The use of pathogen-specific antibodies as an adjunctive or preventive treatment is currently under investigation. Aerucin (Aridis®) is an IgG mAb that binds to the Pseudomonas alginate exopolysaccharide involved in cellular adhesion. A phase 2, placebo-controlled, double-blind study to assess its safety and efficacy as adjunctive therapy to standard antibiotics in patients with P aeruginosa HAP/VAP (NCT00851435) has been performed recently, but results are not yet available.

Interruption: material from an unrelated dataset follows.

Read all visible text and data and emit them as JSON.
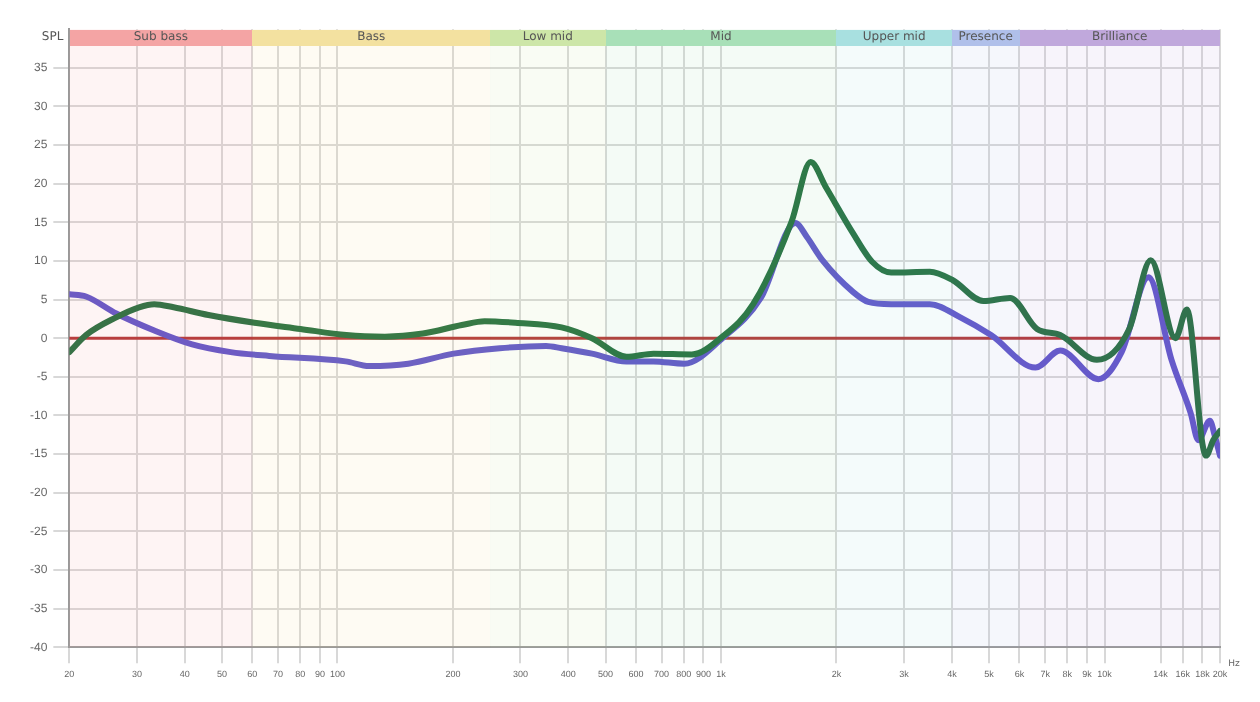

Recent studies have evaluated the usefulness of antibodies to neutralize or inhibit specific S. aureus or P. aeruginosa virulence factors [157]. The purpose of this kind of strategy is to reduce the risk for developing VAP in patients colonized by these pathogens. Results of these studies are promising, since a phase 2 trial targeting Pseudomonas aeruginosa virulence factors showed trend toward lower rate of infection due to this pathogen [158], and the recently released results of the SAATELITE study, that evaluated an antibody against Staphylococcus aureus virulence factor, found also trend toward lower incidence of Staphylococcus aureus pneumonia [159]. Although this strategy is more preventive than curative, the usefulness of these anti-virulence agents as adjuvant to antibiotics remains to be evaluated.

Should viruses reactivations be treated?

There is no definitive answer to this question. The recent PTH trial suggested that acyclovir does not change the number of ventilator-free days in patients presenting with HSV oropharyngeal reactivation disease [160]. Intriguingly, however, the same study reported a near significant decrease in mortality among patients randomized to acyclovir [160]. Antiviral prophylaxis using valganciclovir or valacyclovir was able to decrease blood reactivation in a randomized study involving 124 patients [161]. However, the valacyclovir arm was halted prematurely because of higher mortality by 28 days without clear explanation [161]. In another interventional trial, ganciclovir prophylaxis did not reduce plasma interleukin 6 levels in critically ill CMV-seropositive adults [57]. The ganciclovir group did, however, have more ventilator-free days in both the intention-to-treat population and in the sepsis subgroup [57]. More research is needed to evaluate the precise clinical consequences of viral reactivations and whether and how they should be managed.

Conclusions

Despite a lot of research, VAP remains one of the most frequent ICU-acquired infections and is associated with an increased mortality. Which sampling method to use is still a matter of controversy. Emerging microbiological tools will likely modify our routine approach to diagnosing and treating VAP in the next future. Large randomized trials are needed to confirm that bundles that combine multiple prevention strategies may improve outcomes. Treatment should be limited to 7 days in the vast majority of the cases. Further research is needed to identify and assess new therapeutic approaches.

Microbiological confirmation is strongly recommended when considering a diagnosis of ventilator-associated pneumonia (VAP). Combination therapy is recommended for the initial treatment of most patients with VAP except for those with early-onset disease without risk factors for multidrug-resistant pathogens being treated in settings with low rates of resistance. De-escalation to a monotherapy once culture results are available and treating for a total of 7 days is recommended for most patients.